Zhou Yu

Personal information
- Nationality: Chinese
- Born: 23 January 1989 (age 37) Liaoyang, Liaoning, China
- Height: 1.74 m (5 ft 8+1⁄2 in)
- Weight: 70 kg (154 lb)

Sport
- Sport: Canoeing
- Event: Sprint canoe
- Club: Hunan Sports Club
- Coached by: Wu Yubiao

Medal record
Women's canoe sprint
Representing China
World Championships
| Bronze medal – third place | 2015 Milan | K-1 500 m |
Asian Games
| Gold medal – first place | 2010 Guangzhou | K-1 500 m |
| Silver medal – second place | 2010 Guangzhou | K-1 200 m |
Asian Championships
| Gold medal – first place | 2011 Tehran | K-1 200 m |
| Gold medal – first place | 2011 Tehran | K-1 500 m |
| Gold medal – first place | 2011 Tehran | K-4 500 m |
| Gold medal – first place | 2013 Samarkand | K-1 500 m |
| Gold medal – first place | 2013 Samarkand | K-1 1000 m |
| Gold medal – first place | 2015 Palembang | K-1 500 m |

= Zhou Yu (canoeist) =

Chinese canoeist

Zhou Yu (周玉 (Zhōu Yù); born 23 January 1989) is a Chinese sprint canoeist. She won gold and silver medal in the women's kayak singles (both 200 and 500 m) at the 2010 Asian Games in Guangzhou, China. Zhou is also a member of Hunan Sports Club, there she is coached and trained by Wu Yubiao.
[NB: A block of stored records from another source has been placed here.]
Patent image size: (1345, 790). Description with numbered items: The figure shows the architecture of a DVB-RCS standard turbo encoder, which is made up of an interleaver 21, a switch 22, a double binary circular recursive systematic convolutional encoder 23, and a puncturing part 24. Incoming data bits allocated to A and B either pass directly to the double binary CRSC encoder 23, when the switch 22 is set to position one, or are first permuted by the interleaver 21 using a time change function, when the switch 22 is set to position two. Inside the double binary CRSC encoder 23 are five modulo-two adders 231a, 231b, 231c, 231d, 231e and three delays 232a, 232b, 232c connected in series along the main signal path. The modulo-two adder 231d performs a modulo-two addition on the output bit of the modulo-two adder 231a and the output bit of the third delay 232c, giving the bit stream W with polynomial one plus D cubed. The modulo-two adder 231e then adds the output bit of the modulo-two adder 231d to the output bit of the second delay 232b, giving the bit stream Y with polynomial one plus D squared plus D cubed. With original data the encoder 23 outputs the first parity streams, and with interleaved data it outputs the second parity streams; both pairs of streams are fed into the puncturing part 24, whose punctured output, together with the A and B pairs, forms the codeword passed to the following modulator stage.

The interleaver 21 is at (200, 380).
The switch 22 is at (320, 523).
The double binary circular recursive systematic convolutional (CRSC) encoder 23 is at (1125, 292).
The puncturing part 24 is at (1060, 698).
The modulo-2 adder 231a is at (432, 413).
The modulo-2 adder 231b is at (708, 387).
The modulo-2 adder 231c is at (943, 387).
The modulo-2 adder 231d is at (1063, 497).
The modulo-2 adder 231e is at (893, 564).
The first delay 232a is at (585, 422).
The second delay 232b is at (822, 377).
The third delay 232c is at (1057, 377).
Zhou represented China at the 2012 Summer Olympics in London, where she competed in both the women's kayak singles and doubles. For her first event, the women's K-2 500 metres, Zhou and her partner Wu Yanan narrowly missed out of the Olympic medal in the A-final by nearly fourteen hundredths of a second (0.14) behind the Polish pair Karolina Naja and Beata Mikołajczyk, posting their time of 1:44.136. Three days later, Zhou barely advanced to the semi-final rounds of the first ever women's K-1 200 metres, after finishing sixth and attaining a qualified time of 42.885 seconds in the heats. Unfortunately, Zhou fell short in her bid for the final by seven hundredths of a second (0.07) behind Slovenia's Špela Ponomarenko, with a time of 42.279 seconds.